USD/JPY Analysis: The Yen Strengthens After the NFP Report
Today, the Japanese yen appreciated by nearly 1% against the U.S. dollar, introducing a notable bearish bias in the current movements of the USD/JPY pair. The release of the Non-Farm Payroll (NFP) report increased short-term volatility, and for now, it has repositioned the yen against the dollar as investors digest the data.
NFP Day Has Arrived
The U.S. employment report surprised markets with the creation of 177,000 new jobs, significantly above the 138,000 expected. However, the figure remains below the 185,000 reported in April, which was revised downward.
Markets reacted quickly—despite being above expectations, the report reinforces the downward trend in job creation seen over the past year. Although positive on the surface, investors appear to interpret the data as a sign of a gradual economic slowdown, rather than consistent acceleration. This could reduce expectations for the Federal Reserve (FED) to maintain high interest rates in future decisions. Additionally, the recent trade war has impacted market confidence in the U.S., and the sharp downward revision to the previous NFP further supports the idea of a steady slowdown in job growth.
Source: Forex Factory
Currently, the CME Group’s FedWatch Tool indicates a 98.7% probability that the Fed will maintain its rate in the 4.25%–4.5% range at its upcoming meeting on May 7. However, the outlook for the June 18 decision has started to shift, now showing just a 58.8% chance of maintaining the current range and a 39.8% chance of a rate cut to 4.00%–4.25%.
Source: CME Group
Source: CME Group
Meanwhile, in its latest meeting, the Bank of Japan (BoJ) decided to keep its interest rate at 0.25%. While some comments have hinted at a potential policy shift, the BoJ has stated that it will continue monitoring the domestic economy before confirming any changes. For now, no additional rate reductions are being considered.

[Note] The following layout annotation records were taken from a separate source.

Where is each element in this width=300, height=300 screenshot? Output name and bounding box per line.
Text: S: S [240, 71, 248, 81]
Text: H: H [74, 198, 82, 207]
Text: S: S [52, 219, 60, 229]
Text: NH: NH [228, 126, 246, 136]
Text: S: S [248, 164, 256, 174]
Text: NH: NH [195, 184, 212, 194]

In this context, the new U.S. employment data has led to increased short-term volatility against the dollar, as the labor market trend remains bearish. If this trend continues, the probability of rate cuts by the FED could rise, potentially weakening demand for U.S. dollars. Additionally, if the Bank of Japan maintains a stable monetary policy, this could increase demand for the yen in the coming weeks, further weakening the dollar and intensifying selling pressure on USD/JPY.
Market Sentiment
The Fear and Greed Index from CNN currently stands at 42 points, placing it still within the "fear" zone and reflecting that market uncertainty persists, with investors remaining cautious.
Source: CNN
In this environment, it's important to remember that the Japanese yen continues to be considered a safe-haven asset, and while confidence remains low, some investors may prefer the yen to protect capital in the short term. If these conditions persist, selling pressure on USD/JPY could intensify.
USD/JPY Technical Outlook
Source: StoneX, Tradingview
- Ongoing Bearish Channel: Since January 2025, USD/JPY has been trading within a clearly defined downward channel, with bullish attempts failing to break this structure. The bullish correction observed this week has also fallen short of key resistance zones within the channel, reaffirming the relevance of this bearish formation in the short term.
- RSI: The RSI line is oscillating around the midpoint of 50, but has begun to show a slight downward slope, which may indicate increasing bearish momentum. If this slope steepens, selling pressure on USD/JPY could gain strength.
- TRIX: The TRIX line continues to oscillate below the neutral 0 level, indicating that the underlying strength based on moving averages remains consistently bearish. As long as TRIX maintains this behavior, downward pressure on USD/JPY could persist in the sessions ahead.
Key Levels:
- 149.526 – Distant Resistance: This level coincides with the 200-period simple moving average. Bullish moves toward this zone could pose a technical threat to the current bearish structure.
- 145.969 – Current Resistance: This level corresponds to the top of the descending channel and aligns with the 50-period simple moving average. It could act as a barrier to bullish corrections in the short term.
- 140.792 – Key Support: This is the recent low reached by price movements. A sustained drop to this level could reinforce the bearish bias and extend the ongoing downtrend.